People the size of his pinky nail buzzed his camp on bright blue and green wings, making him duck. An unruly mob of the flighty things alighted on his bedroll and started to bounce up and down on it. They didn't have gendered anatomy or very individual faces, but they were very naked. It was entertaining to watch them at play, until a stealthy motion to one side caught his eye: a line of beetles as big as his palm were making off with his food! A hundred of them stood upright and formed a bucket brigade while he was distracted by the winged people. Grapes, slices of plum, hunks of cheese, roasted nuts, and pieces of fish were handed from one beetle to the next. His dinner was marching away in a bobbing line leading to the trees.

He had nearly had his fill, so he wasn't angry about them stealing the last measure of his dinner. It was more funny than outrageous. But then they started probing the boxes he'd left out, and one enterprising fellow tried to roll away a nearly full jar of excellent preserves.

"Enough!" Taylor stood up suddenly, and the entire menagerie of creatures halted in their tracks and stayed there, as if he would forget about them if they just stood still long enough. "I'd like some privacy."

Taylor laid a minor banishment over his campsite.
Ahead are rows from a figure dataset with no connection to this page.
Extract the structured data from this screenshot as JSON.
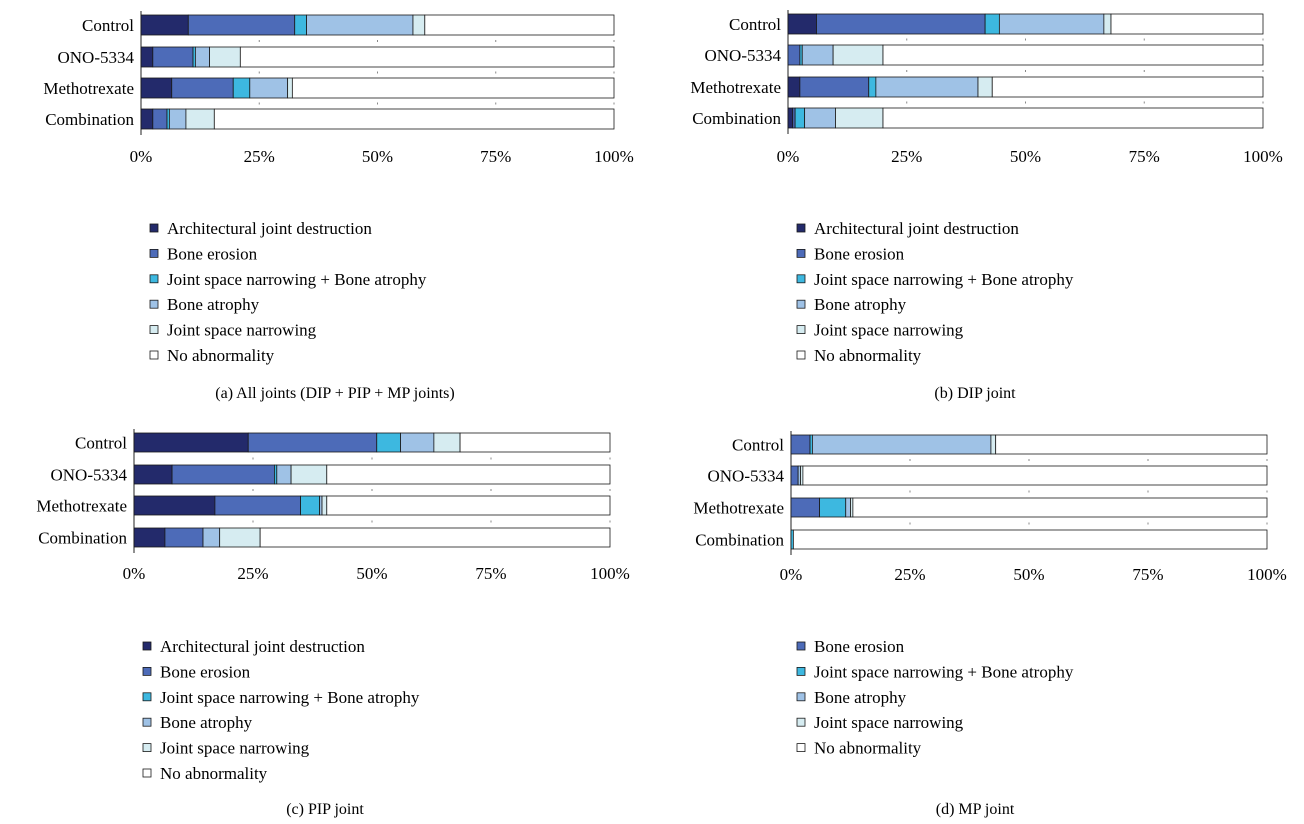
{
  "legend": [
    {
      "key": "arch",
      "label": "Architectural joint destruction",
      "color": "#232a6b"
    },
    {
      "key": "erosion",
      "label": "Bone erosion",
      "color": "#4d6bb8"
    },
    {
      "key": "jsn_atrophy",
      "label": "Joint space narrowing + Bone atrophy",
      "color": "#3db8e0"
    },
    {
      "key": "atrophy",
      "label": "Bone atrophy",
      "color": "#9fc2e6"
    },
    {
      "key": "jsn",
      "label": "Joint space narrowing",
      "color": "#d6ecf1"
    },
    {
      "key": "none",
      "label": "No abnormality",
      "color": "#ffffff"
    }
  ],
  "chart_data": [
    {
      "type": "bar",
      "orientation": "horizontal",
      "stacked": true,
      "caption": "(a)  All joints (DIP + PIP + MP joints)",
      "categories": [
        "Control",
        "ONO-5334",
        "Methotrexate",
        "Combination"
      ],
      "xlim": [
        0,
        100
      ],
      "x_ticks": [
        "0%",
        "25%",
        "50%",
        "75%",
        "100%"
      ],
      "series": [
        {
          "key": "arch",
          "values": [
            10,
            2.5,
            6.5,
            2.5
          ]
        },
        {
          "key": "erosion",
          "values": [
            22.5,
            8.5,
            13,
            3
          ]
        },
        {
          "key": "jsn_atrophy",
          "values": [
            2.5,
            0.5,
            3.5,
            0.5
          ]
        },
        {
          "key": "atrophy",
          "values": [
            22.5,
            3,
            8,
            3.5
          ]
        },
        {
          "key": "jsn",
          "values": [
            2.5,
            6.5,
            1,
            6
          ]
        },
        {
          "key": "none",
          "values": [
            40,
            79,
            68,
            84.5
          ]
        }
      ],
      "legend_keys": [
        "arch",
        "erosion",
        "jsn_atrophy",
        "atrophy",
        "jsn",
        "none"
      ]
    },
    {
      "type": "bar",
      "orientation": "horizontal",
      "stacked": true,
      "caption": "(b)  DIP joint",
      "categories": [
        "Control",
        "ONO-5334",
        "Methotrexate",
        "Combination"
      ],
      "xlim": [
        0,
        100
      ],
      "x_ticks": [
        "0%",
        "25%",
        "50%",
        "75%",
        "100%"
      ],
      "series": [
        {
          "key": "arch",
          "values": [
            6,
            0,
            2.5,
            1
          ]
        },
        {
          "key": "erosion",
          "values": [
            35.5,
            2.5,
            14.5,
            0.5
          ]
        },
        {
          "key": "jsn_atrophy",
          "values": [
            3,
            0.5,
            1.5,
            2
          ]
        },
        {
          "key": "atrophy",
          "values": [
            22,
            6.5,
            21.5,
            6.5
          ]
        },
        {
          "key": "jsn",
          "values": [
            1.5,
            10.5,
            3,
            10
          ]
        },
        {
          "key": "none",
          "values": [
            32,
            80,
            57,
            80
          ]
        }
      ],
      "legend_keys": [
        "arch",
        "erosion",
        "jsn_atrophy",
        "atrophy",
        "jsn",
        "none"
      ]
    },
    {
      "type": "bar",
      "orientation": "horizontal",
      "stacked": true,
      "caption": "(c)  PIP joint",
      "categories": [
        "Control",
        "ONO-5334",
        "Methotrexate",
        "Combination"
      ],
      "xlim": [
        0,
        100
      ],
      "x_ticks": [
        "0%",
        "25%",
        "50%",
        "75%",
        "100%"
      ],
      "series": [
        {
          "key": "arch",
          "values": [
            24,
            8,
            17,
            6.5
          ]
        },
        {
          "key": "erosion",
          "values": [
            27,
            21.5,
            18,
            8
          ]
        },
        {
          "key": "jsn_atrophy",
          "values": [
            5,
            0.5,
            4,
            0
          ]
        },
        {
          "key": "atrophy",
          "values": [
            7,
            3,
            0.5,
            3.5
          ]
        },
        {
          "key": "jsn",
          "values": [
            5.5,
            7.5,
            1,
            8.5
          ]
        },
        {
          "key": "none",
          "values": [
            31.5,
            59.5,
            59.5,
            73.5
          ]
        }
      ],
      "legend_keys": [
        "arch",
        "erosion",
        "jsn_atrophy",
        "atrophy",
        "jsn",
        "none"
      ]
    },
    {
      "type": "bar",
      "orientation": "horizontal",
      "stacked": true,
      "caption": "(d)  MP joint",
      "categories": [
        "Control",
        "ONO-5334",
        "Methotrexate",
        "Combination"
      ],
      "xlim": [
        0,
        100
      ],
      "x_ticks": [
        "0%",
        "25%",
        "50%",
        "75%",
        "100%"
      ],
      "series": [
        {
          "key": "arch",
          "values": [
            0,
            0,
            0,
            0
          ]
        },
        {
          "key": "erosion",
          "values": [
            4,
            1.5,
            6,
            0
          ]
        },
        {
          "key": "jsn_atrophy",
          "values": [
            0.5,
            0,
            5.5,
            0.5
          ]
        },
        {
          "key": "atrophy",
          "values": [
            37.5,
            0.5,
            1,
            0
          ]
        },
        {
          "key": "jsn",
          "values": [
            1,
            0.5,
            0.5,
            0
          ]
        },
        {
          "key": "none",
          "values": [
            57,
            97.5,
            87,
            99.5
          ]
        }
      ],
      "legend_keys": [
        "erosion",
        "jsn_atrophy",
        "atrophy",
        "jsn",
        "none"
      ]
    }
  ]
}
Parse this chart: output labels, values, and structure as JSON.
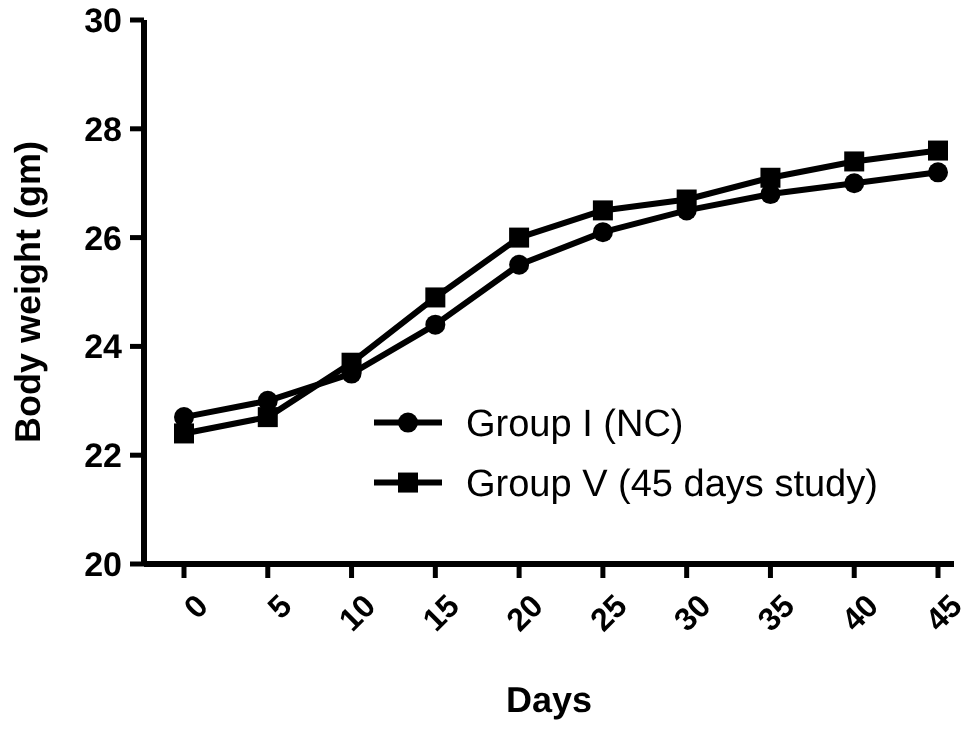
{
  "chart_data": {
    "type": "line",
    "xlabel": "Days",
    "ylabel": "Body weight (gm)",
    "categories": [
      "0",
      "5",
      "10",
      "15",
      "20",
      "25",
      "30",
      "35",
      "40",
      "45"
    ],
    "series": [
      {
        "name": "Group I (NC)",
        "color": "#000000",
        "marker": "circle",
        "values": [
          22.7,
          23.0,
          23.5,
          24.4,
          25.5,
          26.1,
          26.5,
          26.8,
          27.0,
          27.2
        ]
      },
      {
        "name": "Group V (45 days study)",
        "color": "#000000",
        "marker": "square",
        "values": [
          22.4,
          22.7,
          23.7,
          24.9,
          26.0,
          26.5,
          26.7,
          27.1,
          27.4,
          27.6
        ]
      }
    ],
    "ylim": [
      20,
      30
    ],
    "yticks": [
      20,
      22,
      24,
      26,
      28,
      30
    ],
    "grid": false,
    "legend": "bottom right",
    "line_style": "solid"
  }
}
Gentle but insistent waves of force swept away the invaders. Twig-people, naked winged people, beetles, bits of fluff with eyes, three heads of baby lettuce with legs, and a vole in a tophat tumbled away into the forest, taking with them whatever morsels of food they happened to be holding.

"Unbelievable," he chuckled to himself. "Feed a fox, and the whole forest tries to rob you blind." Taylor finished his dinner and put his food securely away. Then he pulled a few choice books from his bag, along with a reading light.

Somehow, he had fallen into the spirit realm. Hopefully, one of his many books could tell him how to get out.